昨日も洗われたという言葉に、ハルトはジギタリスが意図的に男性の近くに降り立ったのだと確信した。
『ほら、起動させて』
令嬢が微笑むと、芝生の下から散水機がせり出してきた。
そしてジャーという効果音と共に、目を瞑った男の身体に放水を始めた。
『ぎゃあぁ……もががががっ』
『まあまあまあ、洗い流しても、ゴミが綺麗にならないわ。どうしてかしら』
おかしそうに笑う令嬢がアップで映された後、映像が切り替わって女性秘書が再登場した。
『あなたが問題行動を起こすと、今後の人生は、このような生活になります。気に入られれば引き取られて、領地で洗い続けられるかも知れません。途中で飽きて捨てられて、適当に処分されるかも知れません。そして、あなたのことは、誰も助けてくれません。王国軍に迷惑を掛ける事は、あなたのためにも控えましょう。これは、心からの警告です』
女性秘書が悲しそうな顔で会釈すると、画面が切り替わり、advertising center(広告センター)のロゴと共に「AC~」という効果音が流れた。

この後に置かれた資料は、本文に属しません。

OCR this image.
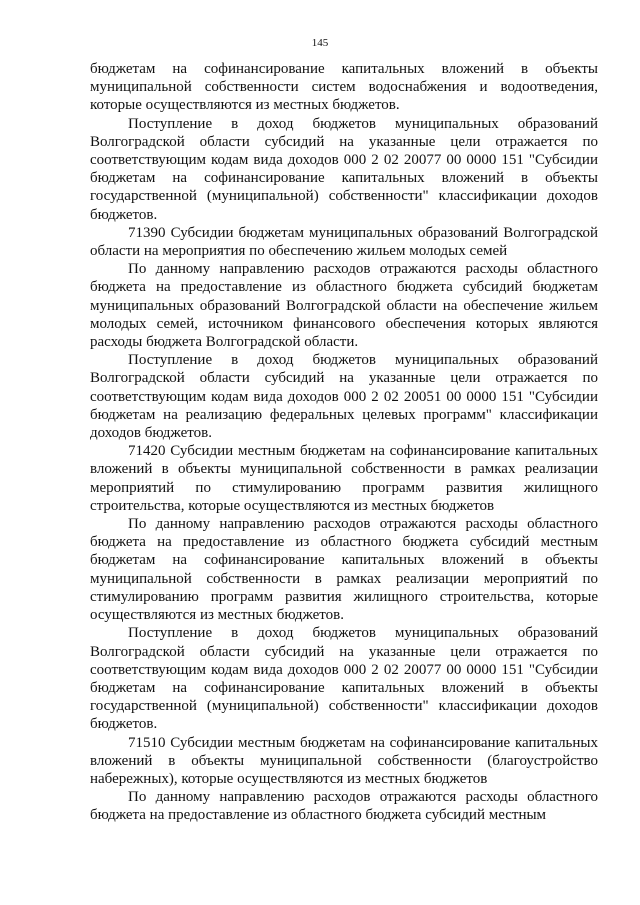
145

бюджетам на софинансирование капитальных вложений в объекты муниципальной собственности систем водоснабжения и водоотведения, которые осуществляются из местных бюджетов.

Поступление в доход бюджетов муниципальных образований Волгоградской области субсидий на указанные цели отражается по соответствующим кодам вида доходов 000 2 02 20077 00 0000 151 "Субсидии бюджетам на софинансирование капитальных вложений в объекты государственной (муниципальной) собственности" классификации доходов бюджетов.

71390 Субсидии бюджетам муниципальных образований Волгоградской области на мероприятия по обеспечению жильем молодых семей

По данному направлению расходов отражаются расходы областного бюджета на предоставление из областного бюджета субсидий бюджетам муниципальных образований Волгоградской области на обеспечение жильем молодых семей, источником финансового обеспечения которых являются расходы бюджета Волгоградской области.

Поступление в доход бюджетов муниципальных образований Волгоградской области субсидий на указанные цели отражается по соответствующим кодам вида доходов 000 2 02 20051 00 0000 151 "Субсидии бюджетам на реализацию федеральных целевых программ" классификации доходов бюджетов.

71420 Субсидии местным бюджетам на софинансирование капитальных вложений в объекты муниципальной собственности в рамках реализации мероприятий по стимулированию программ развития жилищного строительства, которые осуществляются из местных бюджетов

По данному направлению расходов отражаются расходы областного бюджета на предоставление из областного бюджета субсидий местным бюджетам на софинансирование капитальных вложений в объекты муниципальной собственности в рамках реализации мероприятий по стимулированию программ развития жилищного строительства, которые осуществляются из местных бюджетов.

Поступление в доход бюджетов муниципальных образований Волгоградской области субсидий на указанные цели отражается по соответствующим кодам вида доходов 000 2 02 20077 00 0000 151 "Субсидии бюджетам на софинансирование капитальных вложений в объекты государственной (муниципальной) собственности" классификации доходов бюджетов.

71510 Субсидии местным бюджетам на софинансирование капитальных вложений в объекты муниципальной собственности (благоустройство набережных), которые осуществляются из местных бюджетов

По данному направлению расходов отражаются расходы областного бюджета на предоставление из областного бюджета субсидий местным
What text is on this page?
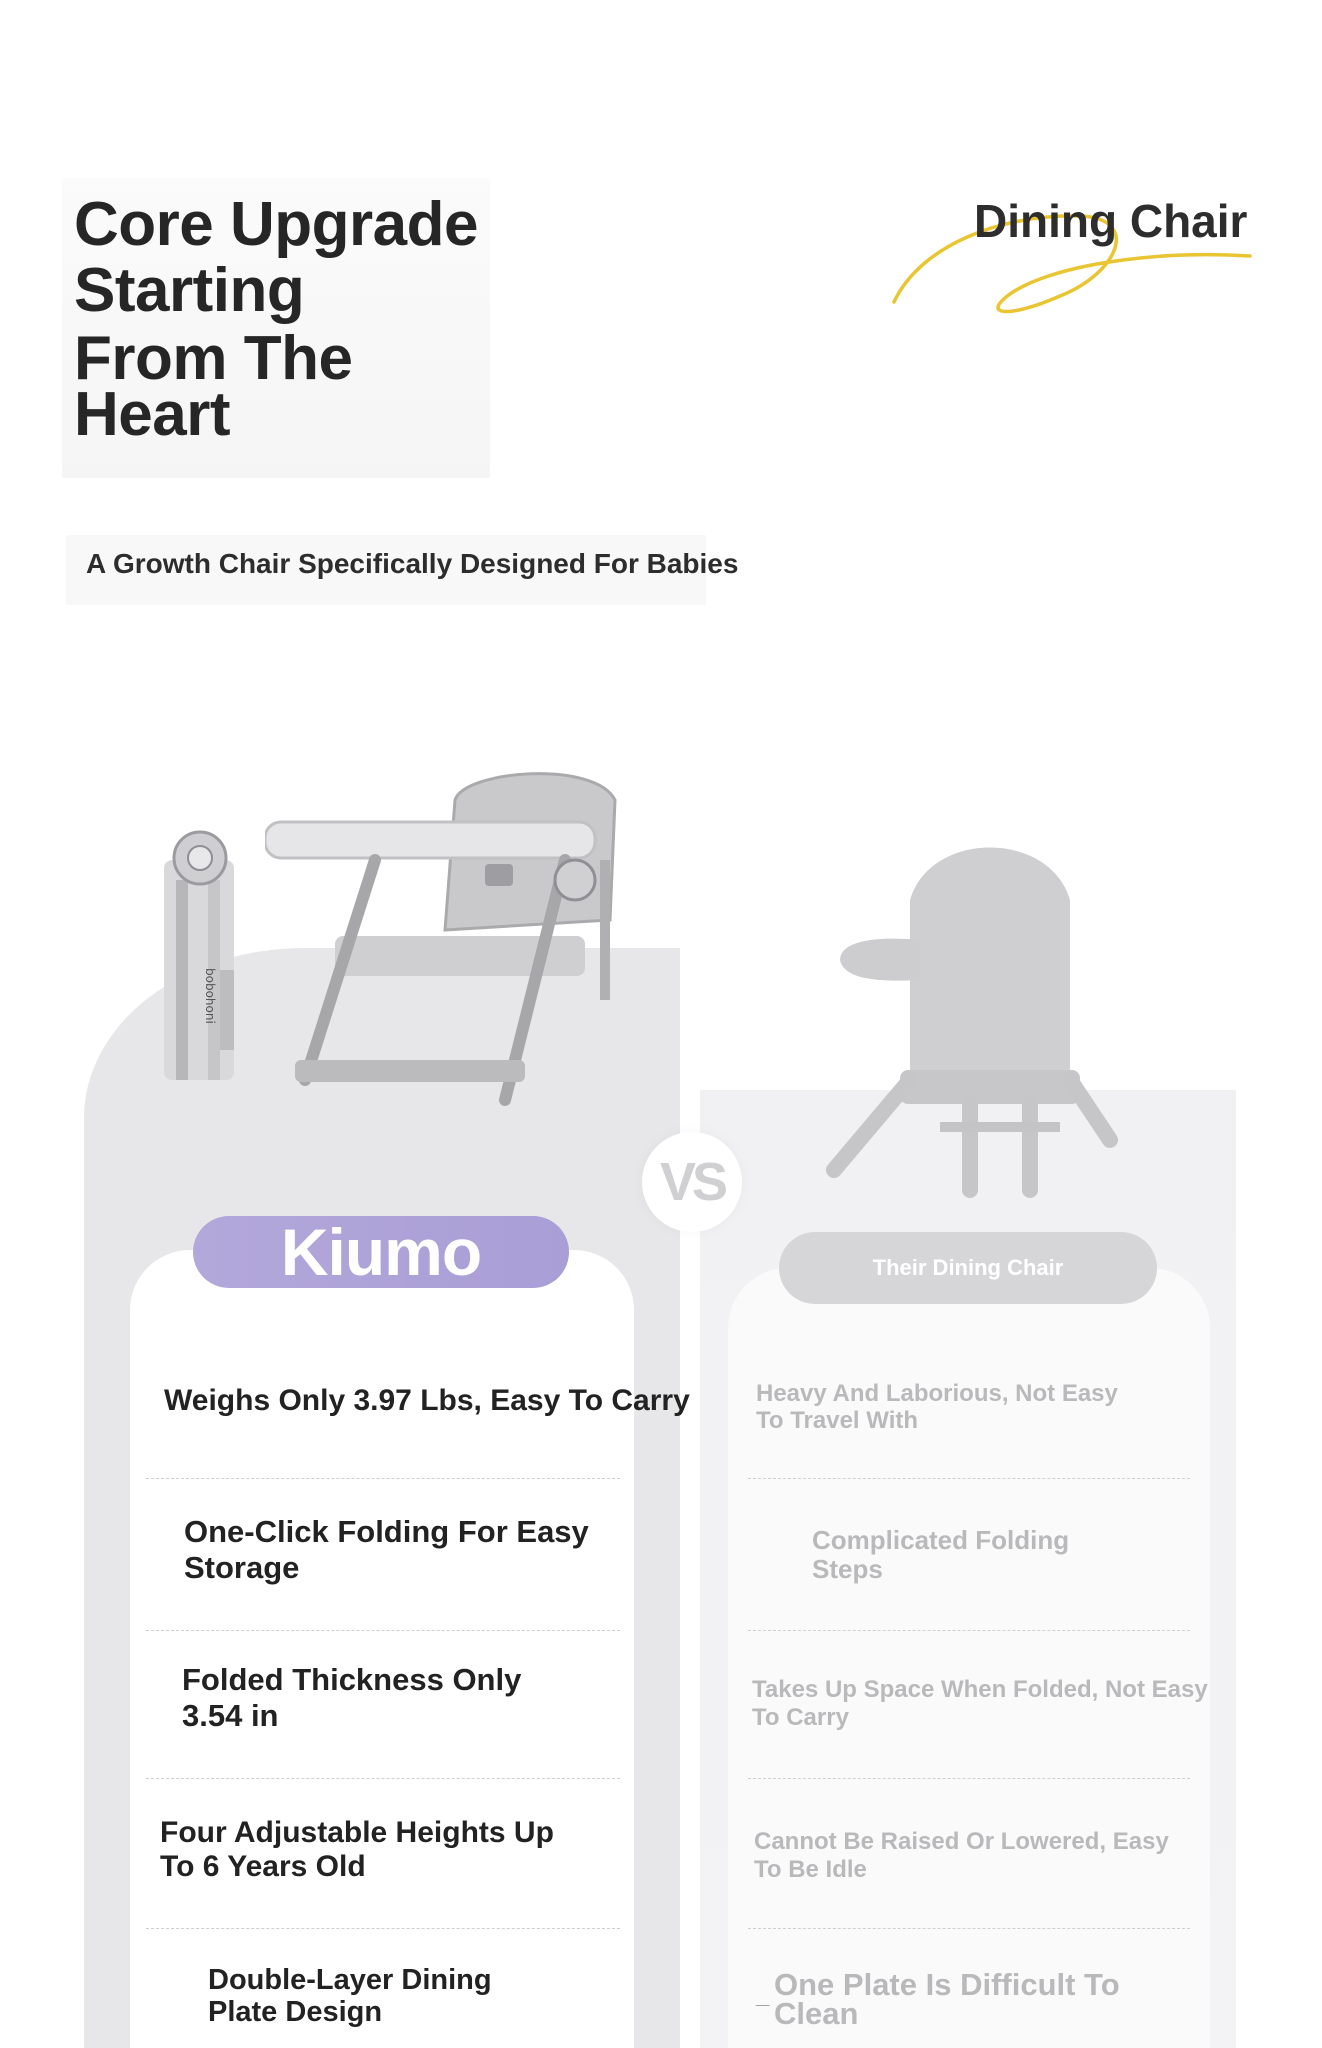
Core Upgrade
Starting
From The
Heart
A Growth Chair Specifically Designed For Babies
Dining Chair
bobohoni
VS
Kiumo	Their Dining Chair
Weighs Only 3.97 Lbs, Easy To Carry
One-Click Folding For Easy Storage
Folded Thickness Only 3.54 in
Four Adjustable Heights Up To 6 Years Old
Double-Layer Dining Plate Design
Heavy And Laborious, Not Easy To Travel With
Complicated Folding Steps
Takes Up Space When Folded, Not Easy To Carry
Cannot Be Raised Or Lowered, Easy To Be Idle
_ One Plate Is Difficult To Clean
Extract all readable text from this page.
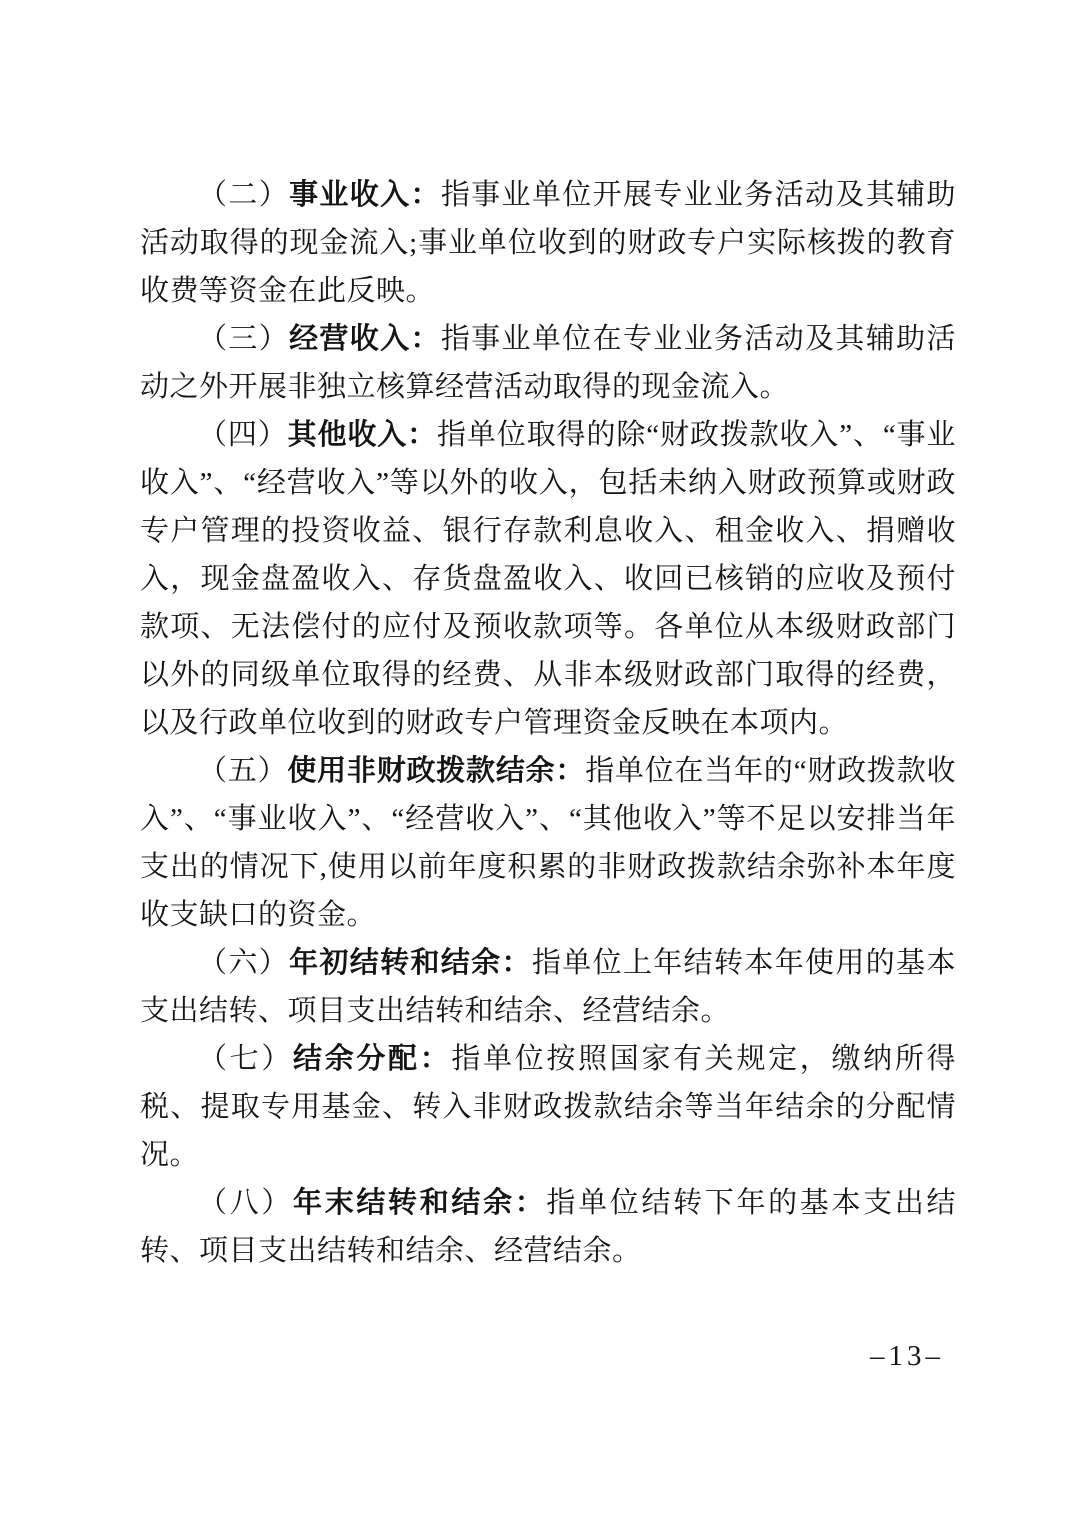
（二）事业收入：指事业单位开展专业业务活动及其辅助活动取得的现金流入;事业单位收到的财政专户实际核拨的教育收费等资金在此反映。

（三）经营收入：指事业单位在专业业务活动及其辅助活动之外开展非独立核算经营活动取得的现金流入。

（四）其他收入：指单位取得的除“财政拨款收入”、“事业收入”、“经营收入”等以外的收入，包括未纳入财政预算或财政专户管理的投资收益、银行存款利息收入、租金收入、捐赠收入，现金盘盈收入、存货盘盈收入、收回已核销的应收及预付款项、无法偿付的应付及预收款项等。各单位从本级财政部门以外的同级单位取得的经费、从非本级财政部门取得的经费，以及行政单位收到的财政专户管理资金反映在本项内。

（五）使用非财政拨款结余：指单位在当年的“财政拨款收入”、“事业收入”、“经营收入”、“其他收入”等不足以安排当年支出的情况下,使用以前年度积累的非财政拨款结余弥补本年度收支缺口的资金。

（六）年初结转和结余：指单位上年结转本年使用的基本支出结转、项目支出结转和结余、经营结余。

（七）结余分配：指单位按照国家有关规定，缴纳所得税、提取专用基金、转入非财政拨款结余等当年结余的分配情况。

（八）年末结转和结余：指单位结转下年的基本支出结转、项目支出结转和结余、经营结余。

–13–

データの再生が終わった後、暫く固まっていたハルトとフィリーネは、重々しく口を開いた。
「とりあえず、見なかったことにしようと思う」
「それでは閲覧履歴を消しておきますわ」
その後、映像が流されたコンテナでは、王国軍の手を煩わせる問題は発生しなくなった。
ハルトは部下達の裁量権には干渉せず、要塞司令官としての務めを粛々と果たしながら、首星に帰還した。